By Elisha Singira

Ghana has announced the country’s first outbreak of the Marburg virus – a highly infectious viral hemorrhagic fever in the same family as the Ebola virus disease.

This is after the World Health Organization (WHO) Collaborating Center laboratory in Senegal confirmed the result after testing two samples from unrelated patients from the Southern Ashanti region of Ghana.

One of the samples was for a 26-year-old male who checked into the hospital on 26 June 2022 and died the following day and the other sample was for a 51-year-old who checked in on 28 June 2022 and died on the same day. The two sought treatment at the same hospital on different days.

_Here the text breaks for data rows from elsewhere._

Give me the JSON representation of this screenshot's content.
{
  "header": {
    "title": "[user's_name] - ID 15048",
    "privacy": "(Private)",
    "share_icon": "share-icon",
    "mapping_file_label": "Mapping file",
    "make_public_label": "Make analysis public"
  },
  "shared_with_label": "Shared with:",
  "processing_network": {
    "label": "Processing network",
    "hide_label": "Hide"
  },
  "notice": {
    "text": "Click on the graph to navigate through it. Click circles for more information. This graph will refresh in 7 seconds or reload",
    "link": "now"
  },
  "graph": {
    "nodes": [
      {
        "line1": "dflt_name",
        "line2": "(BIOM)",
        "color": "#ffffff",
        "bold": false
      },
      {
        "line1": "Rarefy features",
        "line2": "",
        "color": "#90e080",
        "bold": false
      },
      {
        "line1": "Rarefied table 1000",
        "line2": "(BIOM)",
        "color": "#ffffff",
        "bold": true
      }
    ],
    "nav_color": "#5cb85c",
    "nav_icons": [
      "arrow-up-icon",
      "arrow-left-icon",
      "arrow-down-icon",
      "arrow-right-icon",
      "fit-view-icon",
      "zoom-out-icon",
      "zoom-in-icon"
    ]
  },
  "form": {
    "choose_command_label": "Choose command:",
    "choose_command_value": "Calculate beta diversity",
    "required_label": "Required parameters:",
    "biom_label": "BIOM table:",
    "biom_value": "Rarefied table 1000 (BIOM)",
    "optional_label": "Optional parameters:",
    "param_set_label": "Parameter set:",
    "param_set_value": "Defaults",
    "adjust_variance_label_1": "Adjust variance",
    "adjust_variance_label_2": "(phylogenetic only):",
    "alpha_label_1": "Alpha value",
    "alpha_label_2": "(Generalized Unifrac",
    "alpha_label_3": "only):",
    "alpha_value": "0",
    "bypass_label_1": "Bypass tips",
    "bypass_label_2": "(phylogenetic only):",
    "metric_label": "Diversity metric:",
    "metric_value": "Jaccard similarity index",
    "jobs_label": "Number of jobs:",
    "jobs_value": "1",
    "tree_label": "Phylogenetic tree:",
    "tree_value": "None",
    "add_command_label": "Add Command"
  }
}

The WHO has been supporting a joint national investigative team in the Ashanti Region as well as Ghana’s health authorities by deploying experts, making available personal protective equipment, bolstering disease surveillance, testing, tracing contacts and working with communities to alert and educate them about the risks and dangers of the disease, and to collaborate with the emergency response teams.

More than 90 contacts, including health workers and community members, have been identified and are being monitored.

“Health authorities have responded swiftly, getting a head start preparing for a possible outbreak. This is good because without immediate and decisive action, Marburg can easily get out of hand. WHO is on the ground supporting health authorities and now that the outbreak is declared, we are marshalling more resources for the response,” said Dr Matshidiso Moeti, WHO Regional Director for Africa.

The virus is transmitted to people from fruit bats and spreads among humans through direct contact with the bodily fluids of infected people, surfaces and materials. Illness begins abruptly, with high fever, severe headache and fatigue. Many patients develop severe hemorrhagic signs within seven days. According to WHO, case fatality rates have varied from 24% to 88% in past outbreaks depending on virus strain and the quality of case management.

Although there are no vaccines or antiviral treatments approved to treat the virus, supportive care – rehydration with oral or intravenous fluids – and treatment of specific symptoms, improve survival. A range of potential treatments, including blood products, immune therapies and drug therapies.

Previously, Marburg has been reported in sporadic cases in Angola, the Democratic Republic of the Congo, Kenya, South Africa and Uganda but through contact tracing, increased surveillance and other prevention measures, the virus was contained before it spread to larger areas.  WHO has formally reached out to neighboring high-risk countries and they are on alert.